The tight ends are what they are. Hayden Hurst has some of the best hands on an NFL tight end that you’ll find, and Mark Andrews showed us last year how reliable he can be. Boyle ain’t too shabby either.
Then there’s Lamar Jackson…
I have nothing to back up my assertion that Lamar Jackson will absolutely, definitively, undoubtedly lower his turnovers. But what I can provide you with is this thread:
12 fumbles for Lamar Jackson in 2018. Yes, it's a concern. But how concerning is it? Is this ball security issues? Carlessness? Or is it all just an overblown concern?

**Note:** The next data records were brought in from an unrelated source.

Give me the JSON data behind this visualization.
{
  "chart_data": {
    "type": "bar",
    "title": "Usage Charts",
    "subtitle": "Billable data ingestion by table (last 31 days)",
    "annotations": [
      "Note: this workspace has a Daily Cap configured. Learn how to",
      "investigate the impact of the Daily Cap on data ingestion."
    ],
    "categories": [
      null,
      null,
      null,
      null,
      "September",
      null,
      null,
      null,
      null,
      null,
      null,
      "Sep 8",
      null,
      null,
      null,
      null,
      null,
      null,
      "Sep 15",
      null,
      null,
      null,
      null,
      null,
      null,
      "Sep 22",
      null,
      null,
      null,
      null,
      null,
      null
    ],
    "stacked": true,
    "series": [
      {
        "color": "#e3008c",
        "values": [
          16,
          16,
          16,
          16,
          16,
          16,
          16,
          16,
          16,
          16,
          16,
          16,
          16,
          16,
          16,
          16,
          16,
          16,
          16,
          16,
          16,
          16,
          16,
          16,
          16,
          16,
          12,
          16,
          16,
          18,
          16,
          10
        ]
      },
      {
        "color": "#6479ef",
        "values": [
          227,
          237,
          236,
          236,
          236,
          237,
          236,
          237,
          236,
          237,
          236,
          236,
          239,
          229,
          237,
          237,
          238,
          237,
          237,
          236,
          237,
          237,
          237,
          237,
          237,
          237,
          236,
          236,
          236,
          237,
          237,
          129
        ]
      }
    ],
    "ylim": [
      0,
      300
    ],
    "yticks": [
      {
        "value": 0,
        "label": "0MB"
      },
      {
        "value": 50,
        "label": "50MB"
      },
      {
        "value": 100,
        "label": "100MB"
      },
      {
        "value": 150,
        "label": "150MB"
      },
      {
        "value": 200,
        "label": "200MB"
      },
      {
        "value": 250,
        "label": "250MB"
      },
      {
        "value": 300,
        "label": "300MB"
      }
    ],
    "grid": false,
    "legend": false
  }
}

Here ya go! Have an optimistic thread!—>>>
— AdamBMore (@AdamBMore) June 10, 2019
Take a moment to review LJ’s fumbles from each and every game, and you’ll see how easily some of these will be to correct (and the fact that his final fumble vs Cleveland was a slip on a pitch play, not necessarily a fumble). I do wholeheartedly believe Lamar will cut his fumble rate down to the 8-10 range this year, or roughly one every other week, simply by improving his handoffs and how he corrals the snap (those accounted for five fumbles alone), while also understanding he’s going to be running less this year.
Trust me on this. When have I ever steered you wrong with my takes?
One thing is for sure – it’s fairly evident that the Ravens’ long-term game plan revolves around ball control and ball security, as the team is looking to minimize mistakes as another means to maximize results.